I love doing housework, cooking and cleaning, and while I'm on my knees mopping the floor feeling like it's not at all demeaning or degrading or drudgery, I'm thinking, "Yeah, doing aesthetics here, care for self and the world, it's beauty and it's got value," and bell hooks is nodding going, "Yes, child, affirmation of your identity coming through strong."
Kestrel finally allowed me to take a video of them hunting.
Heaps windy and fresh after the storm last night. Me doing my usual wobbly lap along the southern pavé saw a crow having a go at a Kestrel. Kestrel was not having that and making a right racket. They both ended up perched on the bird sanctuary fence as I was walking past. I asked the crow, “Why you being such a cunt?” Kestrel flew off when I was between them and crow, and crow didn’t want to fly through me to get at them so hauled off in the other direction. Probably gonna have to give that one a feed so they don’t tell all their mates to shit on me next time.
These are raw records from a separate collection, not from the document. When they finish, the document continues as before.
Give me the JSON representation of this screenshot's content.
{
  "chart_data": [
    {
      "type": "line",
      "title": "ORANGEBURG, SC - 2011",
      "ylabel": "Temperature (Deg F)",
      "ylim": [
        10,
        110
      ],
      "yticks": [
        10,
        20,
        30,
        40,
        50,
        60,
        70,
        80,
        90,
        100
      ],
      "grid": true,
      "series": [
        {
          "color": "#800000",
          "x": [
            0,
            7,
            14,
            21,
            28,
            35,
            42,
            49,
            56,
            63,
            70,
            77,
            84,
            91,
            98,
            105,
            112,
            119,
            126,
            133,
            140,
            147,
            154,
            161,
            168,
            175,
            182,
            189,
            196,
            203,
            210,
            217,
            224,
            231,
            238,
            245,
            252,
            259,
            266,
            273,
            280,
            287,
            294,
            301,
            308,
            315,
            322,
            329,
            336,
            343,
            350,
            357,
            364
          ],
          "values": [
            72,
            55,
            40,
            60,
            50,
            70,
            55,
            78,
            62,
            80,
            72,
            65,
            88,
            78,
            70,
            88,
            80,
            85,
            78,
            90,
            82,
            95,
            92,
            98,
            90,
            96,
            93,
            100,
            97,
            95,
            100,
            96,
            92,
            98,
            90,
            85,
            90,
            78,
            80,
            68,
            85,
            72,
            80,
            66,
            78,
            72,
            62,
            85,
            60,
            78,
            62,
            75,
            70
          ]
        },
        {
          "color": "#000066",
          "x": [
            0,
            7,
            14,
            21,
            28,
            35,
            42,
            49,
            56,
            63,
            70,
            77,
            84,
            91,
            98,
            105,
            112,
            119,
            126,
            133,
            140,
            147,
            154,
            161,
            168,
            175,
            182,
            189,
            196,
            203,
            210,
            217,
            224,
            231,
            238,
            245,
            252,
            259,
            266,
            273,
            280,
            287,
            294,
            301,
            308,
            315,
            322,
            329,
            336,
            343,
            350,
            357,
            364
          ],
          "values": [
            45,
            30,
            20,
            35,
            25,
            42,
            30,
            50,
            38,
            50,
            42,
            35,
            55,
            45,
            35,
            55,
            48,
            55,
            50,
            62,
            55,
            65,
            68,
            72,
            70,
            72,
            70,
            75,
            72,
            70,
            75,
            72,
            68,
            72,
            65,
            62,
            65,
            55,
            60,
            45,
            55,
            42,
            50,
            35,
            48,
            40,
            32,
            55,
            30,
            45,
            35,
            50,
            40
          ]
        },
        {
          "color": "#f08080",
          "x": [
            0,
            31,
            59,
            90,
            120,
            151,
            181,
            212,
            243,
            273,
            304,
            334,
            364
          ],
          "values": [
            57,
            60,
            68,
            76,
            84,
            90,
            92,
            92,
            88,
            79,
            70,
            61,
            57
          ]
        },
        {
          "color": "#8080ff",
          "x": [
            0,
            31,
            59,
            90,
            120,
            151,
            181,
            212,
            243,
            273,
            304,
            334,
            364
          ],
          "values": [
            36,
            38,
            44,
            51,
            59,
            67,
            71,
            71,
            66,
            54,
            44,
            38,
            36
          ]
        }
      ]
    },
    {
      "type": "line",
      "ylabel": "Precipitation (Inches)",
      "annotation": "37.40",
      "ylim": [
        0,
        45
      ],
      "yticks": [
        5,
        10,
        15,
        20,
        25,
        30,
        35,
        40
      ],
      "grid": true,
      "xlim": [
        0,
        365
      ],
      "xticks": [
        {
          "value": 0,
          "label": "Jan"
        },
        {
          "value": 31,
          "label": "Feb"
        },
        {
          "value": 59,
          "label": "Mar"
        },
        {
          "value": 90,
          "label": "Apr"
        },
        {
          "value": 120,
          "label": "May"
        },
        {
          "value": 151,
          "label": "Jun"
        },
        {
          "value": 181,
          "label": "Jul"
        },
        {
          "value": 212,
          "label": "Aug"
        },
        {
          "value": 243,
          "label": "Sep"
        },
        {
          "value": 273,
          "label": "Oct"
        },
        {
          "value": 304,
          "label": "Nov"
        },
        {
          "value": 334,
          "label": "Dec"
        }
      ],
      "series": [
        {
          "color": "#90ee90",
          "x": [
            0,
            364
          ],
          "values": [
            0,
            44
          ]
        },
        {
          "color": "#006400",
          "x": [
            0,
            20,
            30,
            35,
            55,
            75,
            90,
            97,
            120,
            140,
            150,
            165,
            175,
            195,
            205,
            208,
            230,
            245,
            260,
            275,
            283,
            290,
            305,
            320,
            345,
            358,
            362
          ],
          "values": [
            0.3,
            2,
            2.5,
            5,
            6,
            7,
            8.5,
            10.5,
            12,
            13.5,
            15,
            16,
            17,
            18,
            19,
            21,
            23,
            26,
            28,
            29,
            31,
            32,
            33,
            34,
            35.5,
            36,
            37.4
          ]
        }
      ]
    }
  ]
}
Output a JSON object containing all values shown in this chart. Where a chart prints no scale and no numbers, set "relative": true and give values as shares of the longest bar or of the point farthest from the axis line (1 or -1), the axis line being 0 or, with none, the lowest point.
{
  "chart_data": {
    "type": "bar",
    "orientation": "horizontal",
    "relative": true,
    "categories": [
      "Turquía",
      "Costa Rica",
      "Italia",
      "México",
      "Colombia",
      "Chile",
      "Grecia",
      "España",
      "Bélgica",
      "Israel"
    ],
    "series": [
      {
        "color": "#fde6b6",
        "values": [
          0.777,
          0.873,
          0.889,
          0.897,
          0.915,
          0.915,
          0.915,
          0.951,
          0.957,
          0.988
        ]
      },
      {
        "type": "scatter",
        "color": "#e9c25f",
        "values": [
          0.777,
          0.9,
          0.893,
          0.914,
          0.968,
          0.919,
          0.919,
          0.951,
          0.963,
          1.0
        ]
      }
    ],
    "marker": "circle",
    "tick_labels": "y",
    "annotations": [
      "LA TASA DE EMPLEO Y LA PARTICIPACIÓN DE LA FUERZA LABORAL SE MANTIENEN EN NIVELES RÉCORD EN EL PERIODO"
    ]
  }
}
On the gravel by the old airport ground this one was on the hunt. Maybe the same one. There’s a few of them there. Actually hung around long enough for me to get my phone out and then came up right over me for a long hover before diving at a mouse or something.
Really not blogging much since the utterly brilliant pandemic response murdered all the fun and way too many good people. Everyone I know has been experiencing highly abstracted perceptions of time. Did we talk last week? Last week was last year.
Tempelhofer Feld has been giving me some low energy pleasure. The resident kestrels even took a perch near me for long enough I could photograph one the other day.
The only thing not giving me energy are the white cishet couples where the woman does the “Oooh it’s a tranny!” to her man. Big sucking the dick of your oppressor energy there, hun. I was wondering if they do this because if I respond to the woman, she can use the “It’s a man!” defence to have her man do the physical violence. All fun, no consequences for these cishet women.
Yallah, a month ago, when it was still autumn-ish, I enjoyed the plant life around the southern perimeter road, just up the rise by the trees. I was going to prettify them a bit, but a month later obviously that’s not happening.